One of the ways to do that is to write how you speak, which also helps to convey the sense of content as a conversation. However, your tone of voice needs to be appropriate to both your audience and the topic.
B2B content often struggles with tone of voice. Worried that business clients won’t take their brand seriously if they use plain language, creative imagery, and perhaps even a little *gasp* humour, they instead adopt a formal, academic style of writing.
But that misunderstands that B2B customers are still people too. Our brains don’t switch from B2C to B2B just because the clock strikes 9am. If someone finds your new white paper too boring to read on the bus or at home, they’re not suddenly going to find it unputdownable when they’re in the office.

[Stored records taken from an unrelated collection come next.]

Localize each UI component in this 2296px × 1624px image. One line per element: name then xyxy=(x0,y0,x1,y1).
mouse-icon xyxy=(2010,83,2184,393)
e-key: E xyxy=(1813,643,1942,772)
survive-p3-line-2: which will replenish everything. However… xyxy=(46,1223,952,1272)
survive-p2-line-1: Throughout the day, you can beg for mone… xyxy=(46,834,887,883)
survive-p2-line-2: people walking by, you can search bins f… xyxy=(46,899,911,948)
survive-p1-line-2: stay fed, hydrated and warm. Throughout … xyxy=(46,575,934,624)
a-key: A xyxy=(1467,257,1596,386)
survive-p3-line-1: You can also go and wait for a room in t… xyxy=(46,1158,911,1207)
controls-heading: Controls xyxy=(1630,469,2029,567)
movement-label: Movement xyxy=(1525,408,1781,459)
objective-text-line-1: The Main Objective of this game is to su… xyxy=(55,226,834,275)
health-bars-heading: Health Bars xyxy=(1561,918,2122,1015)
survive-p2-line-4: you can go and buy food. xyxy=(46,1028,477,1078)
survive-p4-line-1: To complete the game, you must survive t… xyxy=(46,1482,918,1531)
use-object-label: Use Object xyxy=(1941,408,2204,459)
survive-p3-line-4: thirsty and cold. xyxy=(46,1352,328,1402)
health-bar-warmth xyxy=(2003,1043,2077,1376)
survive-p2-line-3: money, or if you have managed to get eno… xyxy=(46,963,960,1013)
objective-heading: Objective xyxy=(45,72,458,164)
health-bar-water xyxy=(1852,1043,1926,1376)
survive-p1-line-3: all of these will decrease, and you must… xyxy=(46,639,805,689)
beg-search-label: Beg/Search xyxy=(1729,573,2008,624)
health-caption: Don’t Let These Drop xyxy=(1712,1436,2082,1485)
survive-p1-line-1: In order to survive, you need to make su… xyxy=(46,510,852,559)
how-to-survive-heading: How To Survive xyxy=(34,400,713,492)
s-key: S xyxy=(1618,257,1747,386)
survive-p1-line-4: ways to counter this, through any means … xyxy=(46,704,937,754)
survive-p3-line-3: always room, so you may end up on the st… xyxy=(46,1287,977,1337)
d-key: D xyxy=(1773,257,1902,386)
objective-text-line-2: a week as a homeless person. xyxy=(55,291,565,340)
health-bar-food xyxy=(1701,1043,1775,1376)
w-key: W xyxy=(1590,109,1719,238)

Consider your target audience. What kind of relationship do you hope to nurture? What brand values do you want to infer? What language choices will make your readers feel like your brand understands them and their world?
Conclusion
If you’re reading this sentence, it hopefully means I’ve held your attention effectively. (You didn’t just skip to the end, did you?)
With any luck, you found the above interesting, actionable, and absolutely not a chore to read. I hope the tone of voice was even a little fun. A bit of quirky humour and personality won’t suit every audience or every scenario – but in the right place it can help make your content more original, more memorable, and much less boring.